Citizenship for foreign minors: a right that cannot be postponed

Rome (NEV / Waldensian Diaconate), October 12, 2019 – The Commission for Waldensian Diaconate  (CSD) published a statement on the anniversary of the Lampedusa shipwreck of October 3, 2013, which saw 368 victims and 20 missing at sea, following the sinking of a boat full of migrants, just a few meters from the port of the Sicilian island.
The CSD takes a position on the issue of Ius Culturae, the right of citizenship for minors who grow up and are formed in Italy, following the political debate on this issue  rekindled in these days.
“In Italy there are about five hundred thousand children and teen-agers born in our country who are not Italian citizens and there are hundreds of thousands more who arrived in Italy when they were very young. They attend school and prepare to live their life here, but, due to their administrative condition, they cannot travel abroad like their companions, they cannot practice competitive sports and their stay is linked to the renewal of their parents’ residence permit . They are boys and girls who will work side by side with our children, who will teach, who will buy a house and build their lives in our country, to whom we will rely in our old age, who will take responsibilities in our communities. Isn’t it fair to give them citizenship? Is it not wiser to guarantee stability? Is this not a truly effective way to guarantee security in our cities of tomorrow? If ‘even the sparrow has found a home, and the swallow a nest for herself where she may have her young…. (Psalm 84.3)’, why should these boys and girls live in permanent anxiety of being in a country that does not want them? The Waldensian Diaconate, which for years has been engaged in various reception projects, considers a law to remedy this situation, indispensable and urgent. It costs nothing and helps us and them”.

On occasion of the National Radio program “To be church together” of Sunday October 6, also Paolo Naso, coordinator of the Migrants and Refugees program  – Mediterranean Hope (MH) of the Federation of Protestant Churches in Italy (FCEI), underlined the three main reasons for which the Italian Protestant Churches have been affirming for years the urgency of such a law.
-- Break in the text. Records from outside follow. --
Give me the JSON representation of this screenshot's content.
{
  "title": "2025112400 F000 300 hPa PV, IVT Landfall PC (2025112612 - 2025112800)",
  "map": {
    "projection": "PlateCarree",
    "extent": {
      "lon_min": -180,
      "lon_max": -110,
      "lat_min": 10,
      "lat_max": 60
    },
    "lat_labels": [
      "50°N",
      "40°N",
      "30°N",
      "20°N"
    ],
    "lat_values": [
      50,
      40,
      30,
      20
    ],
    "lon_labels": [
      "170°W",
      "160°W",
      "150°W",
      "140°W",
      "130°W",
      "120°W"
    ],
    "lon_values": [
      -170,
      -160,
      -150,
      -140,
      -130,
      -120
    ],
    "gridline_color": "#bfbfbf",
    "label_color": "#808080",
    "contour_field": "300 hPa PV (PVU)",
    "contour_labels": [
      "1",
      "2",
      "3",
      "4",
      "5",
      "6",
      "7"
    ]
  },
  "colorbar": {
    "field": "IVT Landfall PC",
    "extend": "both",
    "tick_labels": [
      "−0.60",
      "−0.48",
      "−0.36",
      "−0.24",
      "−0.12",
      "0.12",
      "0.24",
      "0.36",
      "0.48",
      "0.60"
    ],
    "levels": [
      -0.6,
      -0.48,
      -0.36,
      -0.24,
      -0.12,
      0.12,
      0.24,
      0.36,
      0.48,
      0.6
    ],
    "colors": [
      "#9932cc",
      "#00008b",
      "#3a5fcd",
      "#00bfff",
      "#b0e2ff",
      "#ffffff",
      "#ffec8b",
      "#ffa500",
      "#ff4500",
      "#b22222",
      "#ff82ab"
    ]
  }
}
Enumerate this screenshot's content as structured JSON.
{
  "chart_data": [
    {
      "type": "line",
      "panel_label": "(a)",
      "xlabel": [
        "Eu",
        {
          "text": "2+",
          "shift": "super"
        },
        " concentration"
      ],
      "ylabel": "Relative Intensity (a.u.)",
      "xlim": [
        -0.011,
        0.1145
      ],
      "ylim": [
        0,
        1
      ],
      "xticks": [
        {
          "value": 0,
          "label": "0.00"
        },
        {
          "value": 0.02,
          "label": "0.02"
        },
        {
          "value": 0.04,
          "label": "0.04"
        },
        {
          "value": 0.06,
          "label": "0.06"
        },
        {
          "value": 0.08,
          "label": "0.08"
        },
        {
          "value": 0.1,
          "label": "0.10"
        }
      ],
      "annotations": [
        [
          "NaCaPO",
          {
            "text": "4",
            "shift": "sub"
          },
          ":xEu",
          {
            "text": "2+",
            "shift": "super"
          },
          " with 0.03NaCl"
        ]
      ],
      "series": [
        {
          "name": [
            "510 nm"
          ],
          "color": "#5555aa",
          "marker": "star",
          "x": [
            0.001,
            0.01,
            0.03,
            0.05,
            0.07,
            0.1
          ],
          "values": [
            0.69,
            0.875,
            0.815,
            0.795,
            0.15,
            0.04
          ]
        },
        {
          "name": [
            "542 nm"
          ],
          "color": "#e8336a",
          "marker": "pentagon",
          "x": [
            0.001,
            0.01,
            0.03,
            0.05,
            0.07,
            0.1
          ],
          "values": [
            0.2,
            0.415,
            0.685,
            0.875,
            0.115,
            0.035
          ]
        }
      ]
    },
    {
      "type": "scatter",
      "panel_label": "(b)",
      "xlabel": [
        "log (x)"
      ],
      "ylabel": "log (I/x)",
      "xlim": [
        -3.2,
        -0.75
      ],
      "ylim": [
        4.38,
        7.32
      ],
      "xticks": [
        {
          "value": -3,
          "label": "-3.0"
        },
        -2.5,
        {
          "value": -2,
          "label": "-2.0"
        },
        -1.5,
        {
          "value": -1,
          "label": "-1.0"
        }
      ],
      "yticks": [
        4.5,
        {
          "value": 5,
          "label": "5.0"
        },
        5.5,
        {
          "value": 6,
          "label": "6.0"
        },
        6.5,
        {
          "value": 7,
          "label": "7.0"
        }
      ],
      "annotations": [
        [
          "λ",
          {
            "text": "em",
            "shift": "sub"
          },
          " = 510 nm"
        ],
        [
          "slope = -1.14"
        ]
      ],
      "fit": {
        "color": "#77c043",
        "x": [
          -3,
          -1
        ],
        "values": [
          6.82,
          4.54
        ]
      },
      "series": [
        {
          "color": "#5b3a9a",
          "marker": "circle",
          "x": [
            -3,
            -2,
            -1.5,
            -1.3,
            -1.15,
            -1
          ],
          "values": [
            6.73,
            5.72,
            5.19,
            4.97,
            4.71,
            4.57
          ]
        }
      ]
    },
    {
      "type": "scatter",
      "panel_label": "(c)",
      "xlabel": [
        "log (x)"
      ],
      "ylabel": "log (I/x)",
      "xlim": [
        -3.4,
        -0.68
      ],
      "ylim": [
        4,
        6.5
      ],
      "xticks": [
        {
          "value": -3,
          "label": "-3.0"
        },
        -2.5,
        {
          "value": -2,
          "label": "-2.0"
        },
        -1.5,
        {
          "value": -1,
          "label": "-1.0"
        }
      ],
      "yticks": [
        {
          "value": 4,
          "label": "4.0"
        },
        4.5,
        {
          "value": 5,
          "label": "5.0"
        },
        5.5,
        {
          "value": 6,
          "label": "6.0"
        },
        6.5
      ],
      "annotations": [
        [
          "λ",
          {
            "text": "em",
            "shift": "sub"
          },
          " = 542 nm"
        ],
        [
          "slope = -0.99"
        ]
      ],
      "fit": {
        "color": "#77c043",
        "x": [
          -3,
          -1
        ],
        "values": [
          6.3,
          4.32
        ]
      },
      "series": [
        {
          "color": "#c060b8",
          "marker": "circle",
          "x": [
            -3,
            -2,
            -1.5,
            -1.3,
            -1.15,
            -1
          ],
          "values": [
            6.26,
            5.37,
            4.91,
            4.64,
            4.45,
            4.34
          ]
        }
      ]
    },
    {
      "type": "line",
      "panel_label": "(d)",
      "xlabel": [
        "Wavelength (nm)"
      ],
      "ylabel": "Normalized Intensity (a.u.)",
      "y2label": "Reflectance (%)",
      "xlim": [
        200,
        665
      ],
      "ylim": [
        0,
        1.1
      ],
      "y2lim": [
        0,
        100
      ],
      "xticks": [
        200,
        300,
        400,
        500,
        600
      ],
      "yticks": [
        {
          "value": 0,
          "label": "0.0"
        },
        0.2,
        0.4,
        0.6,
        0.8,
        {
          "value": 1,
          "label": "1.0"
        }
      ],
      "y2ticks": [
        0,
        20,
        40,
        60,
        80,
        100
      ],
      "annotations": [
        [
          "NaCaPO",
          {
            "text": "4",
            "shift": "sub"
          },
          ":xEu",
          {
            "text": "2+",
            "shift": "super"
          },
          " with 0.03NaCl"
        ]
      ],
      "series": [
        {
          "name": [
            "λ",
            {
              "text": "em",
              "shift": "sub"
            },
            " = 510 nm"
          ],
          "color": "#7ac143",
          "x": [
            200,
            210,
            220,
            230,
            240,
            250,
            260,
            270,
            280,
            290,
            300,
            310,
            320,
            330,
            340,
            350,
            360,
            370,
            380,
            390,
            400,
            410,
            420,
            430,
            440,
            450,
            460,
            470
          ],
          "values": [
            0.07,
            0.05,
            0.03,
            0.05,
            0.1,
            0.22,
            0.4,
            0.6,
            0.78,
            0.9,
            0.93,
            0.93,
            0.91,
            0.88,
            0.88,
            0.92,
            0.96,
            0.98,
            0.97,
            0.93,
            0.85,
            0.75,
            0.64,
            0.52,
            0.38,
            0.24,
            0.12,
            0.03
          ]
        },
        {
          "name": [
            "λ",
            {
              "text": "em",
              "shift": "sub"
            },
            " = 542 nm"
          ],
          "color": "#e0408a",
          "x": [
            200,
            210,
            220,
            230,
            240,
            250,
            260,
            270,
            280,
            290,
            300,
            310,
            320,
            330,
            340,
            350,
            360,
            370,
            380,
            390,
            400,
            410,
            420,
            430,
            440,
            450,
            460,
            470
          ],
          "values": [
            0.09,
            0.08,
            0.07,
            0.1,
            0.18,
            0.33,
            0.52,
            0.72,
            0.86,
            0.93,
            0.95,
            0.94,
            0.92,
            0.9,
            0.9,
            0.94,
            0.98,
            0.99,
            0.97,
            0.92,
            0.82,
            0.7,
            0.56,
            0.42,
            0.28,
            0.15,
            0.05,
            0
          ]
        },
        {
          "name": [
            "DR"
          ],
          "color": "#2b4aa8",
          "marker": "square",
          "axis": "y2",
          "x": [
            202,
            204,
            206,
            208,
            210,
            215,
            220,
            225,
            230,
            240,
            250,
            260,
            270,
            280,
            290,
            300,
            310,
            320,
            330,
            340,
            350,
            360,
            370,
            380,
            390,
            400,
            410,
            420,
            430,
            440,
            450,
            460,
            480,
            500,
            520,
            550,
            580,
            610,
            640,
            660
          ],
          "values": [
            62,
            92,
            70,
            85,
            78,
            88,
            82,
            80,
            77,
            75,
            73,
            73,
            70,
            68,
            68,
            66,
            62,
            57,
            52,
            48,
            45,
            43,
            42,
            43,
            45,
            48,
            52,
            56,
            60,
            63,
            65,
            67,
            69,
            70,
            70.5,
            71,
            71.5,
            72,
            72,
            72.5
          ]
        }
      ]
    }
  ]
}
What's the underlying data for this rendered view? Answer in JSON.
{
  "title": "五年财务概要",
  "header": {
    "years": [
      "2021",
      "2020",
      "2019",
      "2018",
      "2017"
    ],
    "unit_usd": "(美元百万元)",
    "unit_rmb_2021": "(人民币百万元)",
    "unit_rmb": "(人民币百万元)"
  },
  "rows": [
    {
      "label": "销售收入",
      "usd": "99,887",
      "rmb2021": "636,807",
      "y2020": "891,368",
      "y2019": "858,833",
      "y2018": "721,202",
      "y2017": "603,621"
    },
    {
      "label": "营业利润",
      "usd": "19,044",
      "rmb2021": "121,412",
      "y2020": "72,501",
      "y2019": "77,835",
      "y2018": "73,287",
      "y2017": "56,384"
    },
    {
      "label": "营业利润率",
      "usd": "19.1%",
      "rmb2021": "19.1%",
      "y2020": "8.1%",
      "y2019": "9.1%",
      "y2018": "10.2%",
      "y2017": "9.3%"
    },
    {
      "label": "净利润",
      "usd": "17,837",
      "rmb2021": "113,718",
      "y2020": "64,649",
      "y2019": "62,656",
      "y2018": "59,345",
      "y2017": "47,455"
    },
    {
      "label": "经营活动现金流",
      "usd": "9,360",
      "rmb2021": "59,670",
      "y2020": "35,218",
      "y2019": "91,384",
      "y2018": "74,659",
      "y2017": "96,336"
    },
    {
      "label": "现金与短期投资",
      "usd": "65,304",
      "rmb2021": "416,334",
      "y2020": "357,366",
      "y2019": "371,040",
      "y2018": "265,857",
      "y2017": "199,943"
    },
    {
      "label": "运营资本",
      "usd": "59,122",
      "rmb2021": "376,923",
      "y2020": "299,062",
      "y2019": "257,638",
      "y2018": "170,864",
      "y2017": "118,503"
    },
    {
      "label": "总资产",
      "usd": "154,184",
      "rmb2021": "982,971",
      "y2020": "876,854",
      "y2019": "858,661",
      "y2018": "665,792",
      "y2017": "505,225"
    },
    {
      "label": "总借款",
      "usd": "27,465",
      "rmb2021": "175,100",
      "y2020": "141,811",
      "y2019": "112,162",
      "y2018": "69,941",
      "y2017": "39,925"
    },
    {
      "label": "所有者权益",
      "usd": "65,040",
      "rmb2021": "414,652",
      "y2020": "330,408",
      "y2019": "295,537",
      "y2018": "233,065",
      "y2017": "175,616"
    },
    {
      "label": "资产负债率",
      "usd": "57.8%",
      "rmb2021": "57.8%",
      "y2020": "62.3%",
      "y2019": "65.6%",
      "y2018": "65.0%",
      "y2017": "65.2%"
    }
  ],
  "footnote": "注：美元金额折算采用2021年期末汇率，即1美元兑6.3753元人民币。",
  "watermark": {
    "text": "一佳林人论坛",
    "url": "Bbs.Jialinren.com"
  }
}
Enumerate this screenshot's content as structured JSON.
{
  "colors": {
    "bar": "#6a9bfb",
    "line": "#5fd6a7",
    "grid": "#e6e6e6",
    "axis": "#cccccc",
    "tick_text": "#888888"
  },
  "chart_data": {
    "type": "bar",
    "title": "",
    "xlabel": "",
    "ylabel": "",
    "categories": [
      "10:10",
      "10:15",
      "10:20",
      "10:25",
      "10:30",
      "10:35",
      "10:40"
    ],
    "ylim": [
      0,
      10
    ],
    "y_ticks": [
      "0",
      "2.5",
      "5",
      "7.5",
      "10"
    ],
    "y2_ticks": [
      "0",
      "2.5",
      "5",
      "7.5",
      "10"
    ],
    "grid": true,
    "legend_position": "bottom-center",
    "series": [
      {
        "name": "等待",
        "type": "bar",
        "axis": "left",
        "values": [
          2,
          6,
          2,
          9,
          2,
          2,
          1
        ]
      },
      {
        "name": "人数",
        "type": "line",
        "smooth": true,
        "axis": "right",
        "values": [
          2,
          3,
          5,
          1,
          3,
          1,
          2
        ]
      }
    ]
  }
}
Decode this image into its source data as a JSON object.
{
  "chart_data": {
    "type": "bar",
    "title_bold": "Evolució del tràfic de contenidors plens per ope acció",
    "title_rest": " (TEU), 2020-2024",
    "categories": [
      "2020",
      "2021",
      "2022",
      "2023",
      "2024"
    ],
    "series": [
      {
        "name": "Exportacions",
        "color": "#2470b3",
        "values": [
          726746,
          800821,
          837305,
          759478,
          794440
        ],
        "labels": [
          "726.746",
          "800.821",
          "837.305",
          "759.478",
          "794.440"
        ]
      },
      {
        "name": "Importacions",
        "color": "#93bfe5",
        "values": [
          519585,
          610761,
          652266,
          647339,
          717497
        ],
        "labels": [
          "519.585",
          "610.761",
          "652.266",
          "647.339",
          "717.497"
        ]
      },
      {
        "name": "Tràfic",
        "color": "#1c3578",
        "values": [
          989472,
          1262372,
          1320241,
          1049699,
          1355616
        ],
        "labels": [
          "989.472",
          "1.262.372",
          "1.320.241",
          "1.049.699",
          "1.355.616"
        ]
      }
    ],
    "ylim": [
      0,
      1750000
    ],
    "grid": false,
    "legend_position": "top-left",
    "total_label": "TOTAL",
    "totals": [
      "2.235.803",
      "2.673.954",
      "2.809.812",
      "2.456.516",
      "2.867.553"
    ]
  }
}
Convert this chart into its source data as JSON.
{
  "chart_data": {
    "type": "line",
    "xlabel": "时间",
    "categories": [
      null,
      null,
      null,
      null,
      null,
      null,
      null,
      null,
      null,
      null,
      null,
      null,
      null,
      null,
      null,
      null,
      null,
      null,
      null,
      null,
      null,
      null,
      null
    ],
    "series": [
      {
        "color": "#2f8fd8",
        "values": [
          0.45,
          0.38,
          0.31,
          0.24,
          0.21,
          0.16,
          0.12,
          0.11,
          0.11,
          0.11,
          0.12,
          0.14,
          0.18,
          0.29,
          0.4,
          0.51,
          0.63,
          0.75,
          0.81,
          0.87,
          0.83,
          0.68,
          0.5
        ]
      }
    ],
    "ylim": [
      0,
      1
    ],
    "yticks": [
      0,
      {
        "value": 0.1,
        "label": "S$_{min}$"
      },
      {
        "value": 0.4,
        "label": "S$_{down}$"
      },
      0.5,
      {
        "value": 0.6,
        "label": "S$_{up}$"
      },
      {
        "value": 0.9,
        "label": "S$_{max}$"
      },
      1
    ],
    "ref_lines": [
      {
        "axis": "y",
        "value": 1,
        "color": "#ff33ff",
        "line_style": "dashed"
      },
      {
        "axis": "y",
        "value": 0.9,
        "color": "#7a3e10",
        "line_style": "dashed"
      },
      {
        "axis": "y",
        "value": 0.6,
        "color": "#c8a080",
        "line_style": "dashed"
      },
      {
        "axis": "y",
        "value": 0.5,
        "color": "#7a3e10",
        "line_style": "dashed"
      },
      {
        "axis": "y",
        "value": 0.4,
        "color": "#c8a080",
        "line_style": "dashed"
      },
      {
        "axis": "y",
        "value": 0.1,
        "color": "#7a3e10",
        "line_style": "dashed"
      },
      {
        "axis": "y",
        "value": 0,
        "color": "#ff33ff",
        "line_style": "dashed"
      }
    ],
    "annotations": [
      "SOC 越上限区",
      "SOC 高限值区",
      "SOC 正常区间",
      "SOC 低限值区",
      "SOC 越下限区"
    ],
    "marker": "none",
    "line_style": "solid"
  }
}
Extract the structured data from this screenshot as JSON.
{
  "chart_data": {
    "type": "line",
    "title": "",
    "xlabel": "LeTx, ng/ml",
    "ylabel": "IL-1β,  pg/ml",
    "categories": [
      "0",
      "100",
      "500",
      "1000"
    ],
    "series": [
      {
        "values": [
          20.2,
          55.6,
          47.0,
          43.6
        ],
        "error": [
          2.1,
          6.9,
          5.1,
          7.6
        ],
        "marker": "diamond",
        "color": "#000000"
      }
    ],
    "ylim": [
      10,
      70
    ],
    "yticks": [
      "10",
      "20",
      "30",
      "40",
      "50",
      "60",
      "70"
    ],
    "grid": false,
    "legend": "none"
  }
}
The first is that they are convinced that a society which does not give civil representation to those who study, work, do business in our midst, is a limited democracy and dangerously marked by a lineage privilege that, in the face of modern mobility, appears obsolete and even dangerous. What is the point in securing the vote of an Italian native who may have been absent from his or her country for decades and deny it, instead, to the young son of migrants who dreams of being a policeman or a magistrate?
The second reason is that Italian Protestant churches are convinced that, together with their Italian peers, young migrants grown up in Italy, constitute a precious human and social heritage, a capital of ideas, energies and hopes of which our society, in obvious demographic decline, has a great and urgent need.
Finally, they affirm the value of citizenship because they believe in the value of a cohesive society, united around a civil pact and the fundamental principles of our constitutional order. Through decades, thousands of African, Asian and Latin American migrants have become part of the Italian evangelical churches, contributing to their growth and their revitalization. And today Italian evangelism is multilingual, multi-ethnic and inter-cultural. Going along this road has not been easy, but today this experiment can be considered consolidated and makes us see the potential of a society that welcomes, integrates and includes. Also thanks to a passport.